|Title||Considerations in Performance Evaluations of Computerized Formative Assessments|
|Publication Type||Conference Paper|
|Year of Publication||2017|
|Authors||Chajewski, M, Harnisher, J|
|Conference Name||IACAT 2017 Conference|
|Publisher||Niigata Seiryo University|
|Conference Location||Niigata, Japan|
|Keywords||algebra, Formative Assessment, Performance Evaluations|
Computerized adaptive instruments have been widely established and used in the context of summative assessments for purposes including licensure, admissions and proficiency testing. The benefits of examinee tailored examinations, which can provide estimates of performance that are more reliable and valid, have in recent years attracted a greater audience (i.e. patient oriented outcomes, test prep, etc.). Formative assessment, which are most widely understood in their implementation as diagnostic tools, have recently started to expand to lesser known areas of computerized testing such as in implementations of instructional designs aiming to maximize examinee learning through targeted practice.
Using a CAT instrument within the framework of evaluating repetitious examinee performances (in such settings as a Quiz Bank practices for example) poses unique challenges not germane to summative assessments. The scale on which item parameters (and subsequently examinee performance estimates such as Maximum Likelihood Estimates) are determined usually do not take change over time under consideration. While vertical scaling features resolve the learning acquisition problem, most content practice engines do not make use of explicit practice windows which could be vertically aligned. Alternatively, the Multidimensional (MIRT)- and Hierarchical Item Response Theory (HIRT) models allow for the specification of random effects associated with change over time in examinees’ skills, but are often complex and require content and usage resources not often observed.
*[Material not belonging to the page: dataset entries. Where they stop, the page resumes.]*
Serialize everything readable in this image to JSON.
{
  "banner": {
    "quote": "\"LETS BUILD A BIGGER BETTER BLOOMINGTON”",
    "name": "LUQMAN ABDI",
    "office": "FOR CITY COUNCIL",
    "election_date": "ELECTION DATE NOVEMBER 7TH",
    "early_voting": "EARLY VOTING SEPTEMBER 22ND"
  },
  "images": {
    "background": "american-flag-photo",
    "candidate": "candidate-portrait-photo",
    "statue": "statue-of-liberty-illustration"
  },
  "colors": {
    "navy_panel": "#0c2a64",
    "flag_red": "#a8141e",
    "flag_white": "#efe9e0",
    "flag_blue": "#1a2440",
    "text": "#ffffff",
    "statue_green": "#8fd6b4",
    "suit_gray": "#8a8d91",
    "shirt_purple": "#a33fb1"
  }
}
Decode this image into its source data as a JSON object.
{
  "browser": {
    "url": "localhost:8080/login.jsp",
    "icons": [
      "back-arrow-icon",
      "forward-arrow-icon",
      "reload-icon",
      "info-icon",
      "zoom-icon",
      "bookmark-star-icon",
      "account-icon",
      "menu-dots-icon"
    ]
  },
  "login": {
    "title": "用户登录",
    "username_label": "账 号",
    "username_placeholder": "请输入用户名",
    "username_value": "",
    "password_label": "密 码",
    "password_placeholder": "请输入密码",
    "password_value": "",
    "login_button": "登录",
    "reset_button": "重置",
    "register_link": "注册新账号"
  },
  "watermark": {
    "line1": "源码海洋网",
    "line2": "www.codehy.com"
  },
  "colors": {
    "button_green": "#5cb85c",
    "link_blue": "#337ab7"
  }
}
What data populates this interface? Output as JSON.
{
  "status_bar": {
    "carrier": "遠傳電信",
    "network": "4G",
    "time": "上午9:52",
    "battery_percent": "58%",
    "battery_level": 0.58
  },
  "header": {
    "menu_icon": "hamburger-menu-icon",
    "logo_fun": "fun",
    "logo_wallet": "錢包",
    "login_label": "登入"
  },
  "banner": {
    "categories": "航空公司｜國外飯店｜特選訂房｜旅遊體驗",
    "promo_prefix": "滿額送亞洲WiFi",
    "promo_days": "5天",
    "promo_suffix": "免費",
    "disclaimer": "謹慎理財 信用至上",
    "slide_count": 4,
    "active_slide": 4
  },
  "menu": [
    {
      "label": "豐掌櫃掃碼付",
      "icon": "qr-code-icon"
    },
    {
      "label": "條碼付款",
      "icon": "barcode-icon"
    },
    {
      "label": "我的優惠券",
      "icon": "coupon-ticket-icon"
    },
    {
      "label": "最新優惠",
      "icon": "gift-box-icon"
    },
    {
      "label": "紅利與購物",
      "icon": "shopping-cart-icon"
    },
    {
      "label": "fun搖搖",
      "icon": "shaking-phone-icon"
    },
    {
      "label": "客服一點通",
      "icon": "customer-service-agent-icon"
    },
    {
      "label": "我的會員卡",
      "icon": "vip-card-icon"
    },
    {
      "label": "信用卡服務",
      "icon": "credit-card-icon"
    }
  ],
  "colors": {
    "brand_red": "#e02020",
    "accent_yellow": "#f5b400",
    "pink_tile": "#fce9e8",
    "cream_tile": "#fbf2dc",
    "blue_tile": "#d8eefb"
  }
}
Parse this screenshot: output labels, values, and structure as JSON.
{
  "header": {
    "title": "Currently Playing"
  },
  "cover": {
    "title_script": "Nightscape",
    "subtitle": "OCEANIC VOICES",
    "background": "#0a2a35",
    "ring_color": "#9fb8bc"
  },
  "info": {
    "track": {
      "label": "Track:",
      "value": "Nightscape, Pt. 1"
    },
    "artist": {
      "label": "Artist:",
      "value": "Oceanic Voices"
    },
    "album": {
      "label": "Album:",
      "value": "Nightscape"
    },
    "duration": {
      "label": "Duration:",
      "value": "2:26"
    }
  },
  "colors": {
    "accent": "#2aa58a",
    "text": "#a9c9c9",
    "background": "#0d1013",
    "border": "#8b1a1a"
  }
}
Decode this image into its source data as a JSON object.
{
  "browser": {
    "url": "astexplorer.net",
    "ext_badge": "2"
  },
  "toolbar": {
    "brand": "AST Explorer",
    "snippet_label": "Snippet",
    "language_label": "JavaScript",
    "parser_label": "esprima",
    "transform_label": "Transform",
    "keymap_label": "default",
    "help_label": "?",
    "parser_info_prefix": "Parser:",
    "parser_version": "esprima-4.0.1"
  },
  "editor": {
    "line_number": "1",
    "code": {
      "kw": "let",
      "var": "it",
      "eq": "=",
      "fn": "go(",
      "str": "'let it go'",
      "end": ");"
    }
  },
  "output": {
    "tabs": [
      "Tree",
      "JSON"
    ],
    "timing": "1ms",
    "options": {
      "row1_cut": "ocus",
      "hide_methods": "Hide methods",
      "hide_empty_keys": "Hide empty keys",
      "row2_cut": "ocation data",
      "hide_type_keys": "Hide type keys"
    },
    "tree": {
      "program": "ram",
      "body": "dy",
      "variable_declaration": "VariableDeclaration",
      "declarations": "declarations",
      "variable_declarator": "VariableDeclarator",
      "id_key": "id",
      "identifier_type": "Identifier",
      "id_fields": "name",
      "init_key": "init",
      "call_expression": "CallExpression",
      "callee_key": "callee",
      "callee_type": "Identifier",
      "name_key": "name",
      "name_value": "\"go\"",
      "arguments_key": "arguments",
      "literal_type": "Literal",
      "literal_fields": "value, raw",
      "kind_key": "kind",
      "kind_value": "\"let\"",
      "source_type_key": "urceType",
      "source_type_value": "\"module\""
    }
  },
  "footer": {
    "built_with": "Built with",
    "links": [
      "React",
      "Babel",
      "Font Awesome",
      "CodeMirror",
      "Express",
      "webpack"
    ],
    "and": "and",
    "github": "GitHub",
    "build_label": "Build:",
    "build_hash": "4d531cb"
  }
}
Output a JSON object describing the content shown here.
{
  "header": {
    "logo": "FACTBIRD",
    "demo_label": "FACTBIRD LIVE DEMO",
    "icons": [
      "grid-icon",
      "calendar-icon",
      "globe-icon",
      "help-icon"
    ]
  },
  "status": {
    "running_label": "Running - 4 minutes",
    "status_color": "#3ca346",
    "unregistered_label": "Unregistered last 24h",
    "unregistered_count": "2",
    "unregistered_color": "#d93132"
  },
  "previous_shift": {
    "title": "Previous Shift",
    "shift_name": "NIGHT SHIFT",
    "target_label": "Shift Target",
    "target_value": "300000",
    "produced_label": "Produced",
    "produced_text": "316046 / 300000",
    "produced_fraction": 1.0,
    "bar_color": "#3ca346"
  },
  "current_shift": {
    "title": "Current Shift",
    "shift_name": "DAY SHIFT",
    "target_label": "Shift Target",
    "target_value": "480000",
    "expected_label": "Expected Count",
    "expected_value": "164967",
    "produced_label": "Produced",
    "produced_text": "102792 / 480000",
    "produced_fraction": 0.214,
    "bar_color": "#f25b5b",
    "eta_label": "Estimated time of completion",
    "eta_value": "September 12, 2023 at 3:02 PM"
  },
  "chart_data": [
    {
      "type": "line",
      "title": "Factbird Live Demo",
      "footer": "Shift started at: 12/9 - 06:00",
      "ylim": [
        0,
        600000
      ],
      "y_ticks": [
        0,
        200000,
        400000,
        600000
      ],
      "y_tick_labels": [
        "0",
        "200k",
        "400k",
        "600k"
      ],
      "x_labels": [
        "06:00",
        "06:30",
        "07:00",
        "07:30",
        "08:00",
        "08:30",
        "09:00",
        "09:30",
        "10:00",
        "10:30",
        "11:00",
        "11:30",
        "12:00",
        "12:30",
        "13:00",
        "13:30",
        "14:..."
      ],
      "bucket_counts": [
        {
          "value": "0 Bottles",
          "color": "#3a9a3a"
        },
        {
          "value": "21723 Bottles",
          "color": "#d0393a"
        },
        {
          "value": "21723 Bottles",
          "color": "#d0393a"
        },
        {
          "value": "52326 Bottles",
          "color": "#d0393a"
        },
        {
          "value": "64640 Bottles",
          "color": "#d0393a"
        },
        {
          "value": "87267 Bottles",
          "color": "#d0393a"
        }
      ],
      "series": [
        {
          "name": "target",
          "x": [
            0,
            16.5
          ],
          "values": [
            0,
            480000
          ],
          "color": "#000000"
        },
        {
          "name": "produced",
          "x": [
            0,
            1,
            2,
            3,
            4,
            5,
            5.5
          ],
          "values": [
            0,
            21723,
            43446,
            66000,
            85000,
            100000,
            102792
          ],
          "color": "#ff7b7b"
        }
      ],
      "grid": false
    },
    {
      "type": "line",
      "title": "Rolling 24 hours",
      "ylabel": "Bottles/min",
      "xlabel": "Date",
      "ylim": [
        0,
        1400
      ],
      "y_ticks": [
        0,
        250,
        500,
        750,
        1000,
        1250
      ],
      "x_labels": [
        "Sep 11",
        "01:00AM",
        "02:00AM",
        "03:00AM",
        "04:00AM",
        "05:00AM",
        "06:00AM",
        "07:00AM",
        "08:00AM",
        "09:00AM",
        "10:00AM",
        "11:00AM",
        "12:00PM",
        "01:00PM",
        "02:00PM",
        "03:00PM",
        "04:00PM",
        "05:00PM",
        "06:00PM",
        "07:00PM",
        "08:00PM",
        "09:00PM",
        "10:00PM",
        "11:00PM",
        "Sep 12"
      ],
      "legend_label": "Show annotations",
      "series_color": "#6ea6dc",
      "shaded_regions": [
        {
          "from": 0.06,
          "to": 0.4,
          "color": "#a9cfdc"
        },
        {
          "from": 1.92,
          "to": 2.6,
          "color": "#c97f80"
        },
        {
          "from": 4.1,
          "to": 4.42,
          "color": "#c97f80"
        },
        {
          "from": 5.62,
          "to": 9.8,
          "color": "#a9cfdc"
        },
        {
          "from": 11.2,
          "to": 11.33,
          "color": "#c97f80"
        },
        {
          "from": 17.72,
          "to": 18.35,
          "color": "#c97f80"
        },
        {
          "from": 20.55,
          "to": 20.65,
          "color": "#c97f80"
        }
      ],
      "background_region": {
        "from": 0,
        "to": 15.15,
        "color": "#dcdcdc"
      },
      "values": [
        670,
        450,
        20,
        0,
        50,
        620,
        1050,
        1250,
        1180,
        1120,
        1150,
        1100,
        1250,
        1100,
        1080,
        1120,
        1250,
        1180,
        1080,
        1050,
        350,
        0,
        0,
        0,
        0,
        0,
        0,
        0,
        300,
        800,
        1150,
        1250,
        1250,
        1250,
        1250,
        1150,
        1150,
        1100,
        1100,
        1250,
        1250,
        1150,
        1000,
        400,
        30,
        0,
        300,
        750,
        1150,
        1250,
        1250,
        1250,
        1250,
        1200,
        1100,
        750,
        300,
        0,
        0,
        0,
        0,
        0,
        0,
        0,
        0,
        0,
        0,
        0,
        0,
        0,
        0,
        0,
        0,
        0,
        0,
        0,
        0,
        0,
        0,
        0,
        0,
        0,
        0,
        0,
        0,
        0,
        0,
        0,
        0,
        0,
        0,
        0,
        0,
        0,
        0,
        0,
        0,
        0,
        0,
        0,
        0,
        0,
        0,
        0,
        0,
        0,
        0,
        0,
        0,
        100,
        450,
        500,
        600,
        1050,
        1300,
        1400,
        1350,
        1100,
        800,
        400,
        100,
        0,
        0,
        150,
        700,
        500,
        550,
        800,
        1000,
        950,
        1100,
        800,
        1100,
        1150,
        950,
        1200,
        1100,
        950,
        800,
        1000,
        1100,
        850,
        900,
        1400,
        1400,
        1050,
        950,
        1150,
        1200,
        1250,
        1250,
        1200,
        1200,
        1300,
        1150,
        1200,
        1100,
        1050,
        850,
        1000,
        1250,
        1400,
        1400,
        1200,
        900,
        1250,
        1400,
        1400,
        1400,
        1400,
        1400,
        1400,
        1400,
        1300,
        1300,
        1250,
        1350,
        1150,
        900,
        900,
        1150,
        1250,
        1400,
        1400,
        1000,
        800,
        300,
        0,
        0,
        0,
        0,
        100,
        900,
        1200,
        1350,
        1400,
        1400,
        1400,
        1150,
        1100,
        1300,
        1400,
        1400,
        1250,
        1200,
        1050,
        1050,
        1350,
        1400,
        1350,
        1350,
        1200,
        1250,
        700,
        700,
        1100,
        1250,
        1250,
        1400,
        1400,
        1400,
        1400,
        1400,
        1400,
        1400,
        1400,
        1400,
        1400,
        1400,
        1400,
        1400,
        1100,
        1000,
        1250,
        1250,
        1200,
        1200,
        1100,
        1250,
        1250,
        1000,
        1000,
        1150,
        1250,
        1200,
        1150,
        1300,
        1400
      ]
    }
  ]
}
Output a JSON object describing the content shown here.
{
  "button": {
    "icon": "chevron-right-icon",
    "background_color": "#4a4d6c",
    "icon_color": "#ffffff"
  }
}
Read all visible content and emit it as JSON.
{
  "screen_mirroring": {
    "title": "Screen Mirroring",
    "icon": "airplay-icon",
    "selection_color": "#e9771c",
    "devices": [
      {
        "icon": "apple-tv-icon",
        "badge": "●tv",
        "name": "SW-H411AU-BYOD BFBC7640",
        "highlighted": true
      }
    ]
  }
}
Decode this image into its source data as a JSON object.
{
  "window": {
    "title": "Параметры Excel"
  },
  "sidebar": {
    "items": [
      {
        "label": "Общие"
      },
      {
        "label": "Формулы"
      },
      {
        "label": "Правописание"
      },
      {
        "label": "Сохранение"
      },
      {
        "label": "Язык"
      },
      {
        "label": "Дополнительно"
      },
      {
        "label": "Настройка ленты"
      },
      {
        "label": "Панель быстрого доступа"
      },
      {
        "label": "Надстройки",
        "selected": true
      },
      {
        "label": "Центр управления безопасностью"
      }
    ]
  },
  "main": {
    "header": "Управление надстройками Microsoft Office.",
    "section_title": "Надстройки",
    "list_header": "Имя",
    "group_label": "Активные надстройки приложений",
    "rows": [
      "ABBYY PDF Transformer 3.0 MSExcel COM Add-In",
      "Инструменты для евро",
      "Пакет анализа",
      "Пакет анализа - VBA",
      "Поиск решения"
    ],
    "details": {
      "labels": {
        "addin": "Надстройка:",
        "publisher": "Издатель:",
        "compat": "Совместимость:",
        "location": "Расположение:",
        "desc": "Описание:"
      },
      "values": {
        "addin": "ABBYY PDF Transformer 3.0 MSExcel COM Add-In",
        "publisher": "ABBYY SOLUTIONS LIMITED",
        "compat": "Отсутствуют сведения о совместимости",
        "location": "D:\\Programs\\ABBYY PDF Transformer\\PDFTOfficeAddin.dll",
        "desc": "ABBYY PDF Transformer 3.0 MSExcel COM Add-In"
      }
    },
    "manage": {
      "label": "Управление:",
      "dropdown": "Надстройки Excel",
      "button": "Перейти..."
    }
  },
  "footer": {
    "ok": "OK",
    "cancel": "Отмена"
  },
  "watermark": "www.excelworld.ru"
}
The research submitted for consideration simulated examinees’ repeated variable length Quiz Bank practice in algebra using a 500 1-PL operational item pool. The stability simulations sought to determine with which rolling item interval size ability estimates would provide the most informative insight into the examinees’ learning progression over time. Estimates were evaluated in terms of reduction in estimate uncertainty, bias and RMSD with the true and total item based ability estimates. It was found that rolling item intervals between 20-25 items provided the best reduction of uncertainty around the estimate without compromising the ability to provide informed performance estimates to students. However, while asymptotically intervals of 20-25 items tended to provide adequate estimates of performance, changes over shorter periods of time assessed with shorter quizzes could not be detected as those changes would be suppressed in lieu of the performance based on the full interval considered. Implications for infrastructure (such as recommendation engines, etc.), product and scale development are discussed.